The term Teaching method refers to the general principles, pedagogy and management strategies used for classroom instruction. Your choice of teaching method depends on what fits you — your educational philosophy, classroom demographic, subject area(s) and school mission statement. Teaching theories primarily fall into two categories or “approaches” — teacher-centered and student-centered:
Teacher-Centered Approach to Learning
Teachers are the main authority figure in this model. Students are viewed as “empty vessels” whose primary role is to passively receive information (via lectures and direct instruction) with an end goal of testing and assessment. It is the primary role of teachers to pass knowledge and information onto their students. In this model, teaching and assessment are viewed as two separate entities. Student learning is measured through objectively scored tests and assessments.
Student-Centered Approach to Learning
While teachers are an authority figure in this model, teachers and students play an equally active role in the learning process. The teacher’s primary role is to coach and facilitate student learning and overall comprehension of material. Student learning is measured through both formal and informal forms of assessment, including group projects, student portfolios, and class participation. Teaching and assessment are connected; student learning is continuously measured during teacher instruction.

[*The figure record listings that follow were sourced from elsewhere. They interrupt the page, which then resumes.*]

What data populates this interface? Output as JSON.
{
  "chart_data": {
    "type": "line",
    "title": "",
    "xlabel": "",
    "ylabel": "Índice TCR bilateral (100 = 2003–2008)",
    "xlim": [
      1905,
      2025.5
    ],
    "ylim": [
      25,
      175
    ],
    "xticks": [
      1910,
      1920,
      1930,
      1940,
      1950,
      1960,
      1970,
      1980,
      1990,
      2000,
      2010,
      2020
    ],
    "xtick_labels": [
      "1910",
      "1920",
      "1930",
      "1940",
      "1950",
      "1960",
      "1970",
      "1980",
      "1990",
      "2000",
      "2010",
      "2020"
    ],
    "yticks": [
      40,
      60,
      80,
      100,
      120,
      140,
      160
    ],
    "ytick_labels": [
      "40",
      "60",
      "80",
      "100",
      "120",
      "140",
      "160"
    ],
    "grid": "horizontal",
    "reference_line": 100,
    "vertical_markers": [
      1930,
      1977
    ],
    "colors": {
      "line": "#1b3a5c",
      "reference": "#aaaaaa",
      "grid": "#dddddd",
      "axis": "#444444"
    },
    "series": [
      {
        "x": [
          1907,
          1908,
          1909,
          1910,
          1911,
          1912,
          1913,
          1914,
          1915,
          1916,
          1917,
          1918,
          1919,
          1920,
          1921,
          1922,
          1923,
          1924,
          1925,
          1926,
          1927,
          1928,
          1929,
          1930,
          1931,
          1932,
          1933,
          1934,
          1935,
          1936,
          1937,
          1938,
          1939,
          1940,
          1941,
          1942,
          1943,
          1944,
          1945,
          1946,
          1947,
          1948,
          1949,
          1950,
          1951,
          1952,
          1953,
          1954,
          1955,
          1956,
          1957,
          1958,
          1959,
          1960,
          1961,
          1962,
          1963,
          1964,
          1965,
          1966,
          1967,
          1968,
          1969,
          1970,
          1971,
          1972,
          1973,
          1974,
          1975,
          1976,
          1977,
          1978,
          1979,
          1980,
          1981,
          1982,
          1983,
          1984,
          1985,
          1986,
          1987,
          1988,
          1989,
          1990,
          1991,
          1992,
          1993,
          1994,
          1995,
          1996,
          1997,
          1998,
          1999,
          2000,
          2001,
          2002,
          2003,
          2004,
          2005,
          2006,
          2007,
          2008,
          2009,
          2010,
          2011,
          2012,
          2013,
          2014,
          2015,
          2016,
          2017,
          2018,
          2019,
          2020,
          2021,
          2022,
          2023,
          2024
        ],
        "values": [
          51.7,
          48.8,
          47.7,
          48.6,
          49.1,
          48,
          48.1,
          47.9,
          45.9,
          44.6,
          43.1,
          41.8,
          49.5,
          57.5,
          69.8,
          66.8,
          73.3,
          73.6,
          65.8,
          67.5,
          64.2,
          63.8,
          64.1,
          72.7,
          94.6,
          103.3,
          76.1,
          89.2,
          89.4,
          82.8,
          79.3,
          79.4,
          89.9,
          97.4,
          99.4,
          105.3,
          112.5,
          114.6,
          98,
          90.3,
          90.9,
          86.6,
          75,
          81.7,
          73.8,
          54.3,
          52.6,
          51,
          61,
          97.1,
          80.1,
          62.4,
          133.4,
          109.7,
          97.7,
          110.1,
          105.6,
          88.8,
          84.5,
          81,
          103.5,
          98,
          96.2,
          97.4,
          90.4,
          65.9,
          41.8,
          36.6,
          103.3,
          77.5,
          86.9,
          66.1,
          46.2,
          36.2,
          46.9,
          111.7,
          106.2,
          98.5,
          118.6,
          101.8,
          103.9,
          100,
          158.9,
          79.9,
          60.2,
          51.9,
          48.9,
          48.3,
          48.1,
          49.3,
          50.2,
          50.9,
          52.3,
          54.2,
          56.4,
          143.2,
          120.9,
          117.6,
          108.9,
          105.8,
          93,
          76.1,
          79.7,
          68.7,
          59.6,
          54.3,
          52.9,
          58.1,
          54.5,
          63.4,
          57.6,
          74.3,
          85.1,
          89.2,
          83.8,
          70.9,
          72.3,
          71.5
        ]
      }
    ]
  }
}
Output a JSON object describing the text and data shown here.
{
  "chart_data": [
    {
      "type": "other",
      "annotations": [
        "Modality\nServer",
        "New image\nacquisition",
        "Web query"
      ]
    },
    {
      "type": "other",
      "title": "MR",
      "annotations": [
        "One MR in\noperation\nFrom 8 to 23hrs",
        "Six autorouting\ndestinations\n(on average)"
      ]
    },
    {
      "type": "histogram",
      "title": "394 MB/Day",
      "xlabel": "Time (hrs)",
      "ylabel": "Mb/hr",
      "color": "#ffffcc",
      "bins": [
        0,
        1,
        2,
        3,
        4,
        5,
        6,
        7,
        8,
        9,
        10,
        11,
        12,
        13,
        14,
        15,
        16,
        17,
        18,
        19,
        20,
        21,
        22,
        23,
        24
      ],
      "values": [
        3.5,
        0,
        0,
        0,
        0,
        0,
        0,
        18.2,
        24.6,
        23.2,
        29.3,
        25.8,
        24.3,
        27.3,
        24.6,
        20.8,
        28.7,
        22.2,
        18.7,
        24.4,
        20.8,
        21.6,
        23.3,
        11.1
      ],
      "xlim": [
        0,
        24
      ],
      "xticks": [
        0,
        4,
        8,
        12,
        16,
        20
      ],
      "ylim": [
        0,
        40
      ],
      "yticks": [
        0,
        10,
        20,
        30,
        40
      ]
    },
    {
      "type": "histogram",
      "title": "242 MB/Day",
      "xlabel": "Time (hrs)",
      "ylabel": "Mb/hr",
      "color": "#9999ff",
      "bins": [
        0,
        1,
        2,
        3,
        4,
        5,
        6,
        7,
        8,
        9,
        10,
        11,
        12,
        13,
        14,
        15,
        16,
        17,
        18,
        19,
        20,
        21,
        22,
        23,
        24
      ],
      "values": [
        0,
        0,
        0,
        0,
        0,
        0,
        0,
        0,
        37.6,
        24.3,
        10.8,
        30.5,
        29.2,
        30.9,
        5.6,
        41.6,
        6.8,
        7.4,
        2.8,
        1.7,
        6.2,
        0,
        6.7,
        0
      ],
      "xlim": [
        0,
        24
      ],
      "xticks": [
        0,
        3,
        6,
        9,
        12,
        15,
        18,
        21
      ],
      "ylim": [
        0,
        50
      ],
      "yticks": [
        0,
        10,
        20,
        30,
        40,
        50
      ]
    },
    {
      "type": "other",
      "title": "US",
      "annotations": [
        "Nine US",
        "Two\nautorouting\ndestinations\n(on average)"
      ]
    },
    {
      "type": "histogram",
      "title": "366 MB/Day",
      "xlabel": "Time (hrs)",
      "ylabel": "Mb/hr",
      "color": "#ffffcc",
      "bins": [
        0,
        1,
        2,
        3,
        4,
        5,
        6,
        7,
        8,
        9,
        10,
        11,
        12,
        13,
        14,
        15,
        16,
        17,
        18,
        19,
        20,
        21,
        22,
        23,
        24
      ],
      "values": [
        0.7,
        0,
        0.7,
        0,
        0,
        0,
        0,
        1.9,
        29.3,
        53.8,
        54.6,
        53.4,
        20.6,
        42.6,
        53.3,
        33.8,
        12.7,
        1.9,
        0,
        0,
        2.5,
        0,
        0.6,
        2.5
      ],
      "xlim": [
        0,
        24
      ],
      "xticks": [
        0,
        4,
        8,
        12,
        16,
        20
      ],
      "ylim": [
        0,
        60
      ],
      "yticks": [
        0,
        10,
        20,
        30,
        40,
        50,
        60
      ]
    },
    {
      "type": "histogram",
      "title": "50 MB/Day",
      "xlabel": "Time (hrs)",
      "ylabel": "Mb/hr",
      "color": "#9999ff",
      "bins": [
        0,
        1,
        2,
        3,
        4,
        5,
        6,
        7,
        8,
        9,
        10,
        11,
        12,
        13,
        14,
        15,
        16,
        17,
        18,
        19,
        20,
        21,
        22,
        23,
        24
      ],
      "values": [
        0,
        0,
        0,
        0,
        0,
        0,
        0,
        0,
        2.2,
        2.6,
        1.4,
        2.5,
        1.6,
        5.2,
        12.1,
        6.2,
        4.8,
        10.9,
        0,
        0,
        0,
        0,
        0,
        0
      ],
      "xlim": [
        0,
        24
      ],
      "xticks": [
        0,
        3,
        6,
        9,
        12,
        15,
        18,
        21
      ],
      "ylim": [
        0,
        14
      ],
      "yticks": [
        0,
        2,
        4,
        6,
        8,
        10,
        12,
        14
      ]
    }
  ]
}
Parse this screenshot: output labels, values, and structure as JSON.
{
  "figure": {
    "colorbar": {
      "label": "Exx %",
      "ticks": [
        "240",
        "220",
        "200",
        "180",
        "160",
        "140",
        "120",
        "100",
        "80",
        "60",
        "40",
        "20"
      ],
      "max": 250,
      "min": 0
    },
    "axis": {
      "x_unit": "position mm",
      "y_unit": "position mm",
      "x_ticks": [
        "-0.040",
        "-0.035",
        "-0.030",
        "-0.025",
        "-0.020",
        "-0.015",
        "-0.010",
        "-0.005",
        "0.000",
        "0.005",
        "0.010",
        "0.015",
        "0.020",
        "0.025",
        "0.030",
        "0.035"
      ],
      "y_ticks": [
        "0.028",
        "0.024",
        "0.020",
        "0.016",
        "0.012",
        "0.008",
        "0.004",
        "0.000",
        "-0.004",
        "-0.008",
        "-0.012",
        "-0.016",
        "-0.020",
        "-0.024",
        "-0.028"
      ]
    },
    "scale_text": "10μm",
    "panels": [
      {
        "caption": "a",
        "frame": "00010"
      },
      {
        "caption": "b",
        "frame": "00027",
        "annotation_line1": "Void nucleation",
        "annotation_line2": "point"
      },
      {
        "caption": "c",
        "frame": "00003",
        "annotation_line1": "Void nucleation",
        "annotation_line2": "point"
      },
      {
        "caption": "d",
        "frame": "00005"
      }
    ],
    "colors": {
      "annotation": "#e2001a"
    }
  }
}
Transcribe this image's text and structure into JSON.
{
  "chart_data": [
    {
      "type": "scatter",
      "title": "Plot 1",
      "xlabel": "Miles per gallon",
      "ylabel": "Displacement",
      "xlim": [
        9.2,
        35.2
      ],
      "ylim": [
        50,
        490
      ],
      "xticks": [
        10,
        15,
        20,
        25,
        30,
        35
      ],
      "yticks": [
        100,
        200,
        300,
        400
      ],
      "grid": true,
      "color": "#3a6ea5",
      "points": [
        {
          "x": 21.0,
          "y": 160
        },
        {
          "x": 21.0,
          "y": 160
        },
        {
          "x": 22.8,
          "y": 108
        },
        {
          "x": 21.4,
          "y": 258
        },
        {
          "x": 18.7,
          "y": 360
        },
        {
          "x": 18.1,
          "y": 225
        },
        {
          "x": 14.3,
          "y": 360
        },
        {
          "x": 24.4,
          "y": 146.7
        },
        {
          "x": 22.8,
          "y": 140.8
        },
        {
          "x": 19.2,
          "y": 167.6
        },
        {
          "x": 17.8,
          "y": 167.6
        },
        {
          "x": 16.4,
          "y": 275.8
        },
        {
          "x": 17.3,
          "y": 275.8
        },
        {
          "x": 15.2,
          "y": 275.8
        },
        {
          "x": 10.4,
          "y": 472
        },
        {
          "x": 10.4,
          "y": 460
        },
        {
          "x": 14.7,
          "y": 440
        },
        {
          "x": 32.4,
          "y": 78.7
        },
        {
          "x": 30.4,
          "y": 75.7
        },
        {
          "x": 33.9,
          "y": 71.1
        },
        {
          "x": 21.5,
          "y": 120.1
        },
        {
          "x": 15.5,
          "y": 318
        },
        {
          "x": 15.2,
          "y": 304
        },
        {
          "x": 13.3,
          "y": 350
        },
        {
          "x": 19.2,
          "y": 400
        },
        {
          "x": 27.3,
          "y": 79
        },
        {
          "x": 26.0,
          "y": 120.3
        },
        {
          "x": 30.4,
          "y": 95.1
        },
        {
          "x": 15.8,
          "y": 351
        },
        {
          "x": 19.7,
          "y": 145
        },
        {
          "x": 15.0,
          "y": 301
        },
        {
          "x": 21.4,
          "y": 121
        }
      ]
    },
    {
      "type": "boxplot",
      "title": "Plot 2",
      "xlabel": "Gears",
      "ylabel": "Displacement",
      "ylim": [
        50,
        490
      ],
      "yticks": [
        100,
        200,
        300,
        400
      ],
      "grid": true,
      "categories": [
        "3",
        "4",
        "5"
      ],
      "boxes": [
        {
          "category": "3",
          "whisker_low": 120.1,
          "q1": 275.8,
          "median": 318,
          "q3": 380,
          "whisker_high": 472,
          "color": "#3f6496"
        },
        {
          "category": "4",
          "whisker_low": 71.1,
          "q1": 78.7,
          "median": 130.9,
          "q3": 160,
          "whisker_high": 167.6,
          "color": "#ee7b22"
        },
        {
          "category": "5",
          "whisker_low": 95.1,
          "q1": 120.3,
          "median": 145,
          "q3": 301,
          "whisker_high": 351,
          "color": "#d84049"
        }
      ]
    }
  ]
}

To better understand these approaches, it is important to discuss what is generally understood as the three main teaching styles in educational pedagogy: direct instruction, inquiry-based learning and cooperative learning. Through these three teaching methods, teachers can gain a better understanding of how to govern their classroom, implement instruction and connect with their students. Within each of these three main teaching styles are teaching roles or “models.” Theorist A.F. Grasha explains the five main teaching models in her publication Teaching with Style (1996): Expert, Formal Authority, Personal Model, Facilitator and Delegator. To gain a better understanding of the fundamentals of each teaching style, it’s best to view them through the lens of direct instruction, inquiry-based learning, and cooperative teaching.
Direct instruction is the general term that refers to the traditional teaching strategy that relies on explicit teaching through lectures and teacher-led demonstrations. Direct instruction is the primary teaching strategy under the teacher-centered approach, in that teachers and professors are the sole supplier of knowledge and information. Direct instruction is effective in teaching basic and fundamental skills across all content areas.
Inquiry-based learning is a teaching method that focuses on student investigation and hands-on learning. In this method, the teacher’s primary role is that of a facilitator, providing guidance and support for students through the learning process. Inquiry-based learning falls under the student-centered approach, in that students play an active and participatory role in their own learning process.
Cooperative Learning refers to a method of teaching and classroom management that emphasizes group work and a strong sense of community. This model fosters students’ academic and social growth and includes teaching techniques such as “Think-Pair-Share” and reciprocal teaching. Cooperative learning falls under the student-centered approach because learners are placed in responsibility of their learning and development. This method focuses on the belief that students learn best when working with and learning from their peers.
In order to identify your personal teaching style, it is important to acknowledge your personal values toward education and how your students learn. Understanding your teaching style early on will prove effective for both you and your students, creating and maintaining a balance between your teaching preferences and your students’ learning preferences.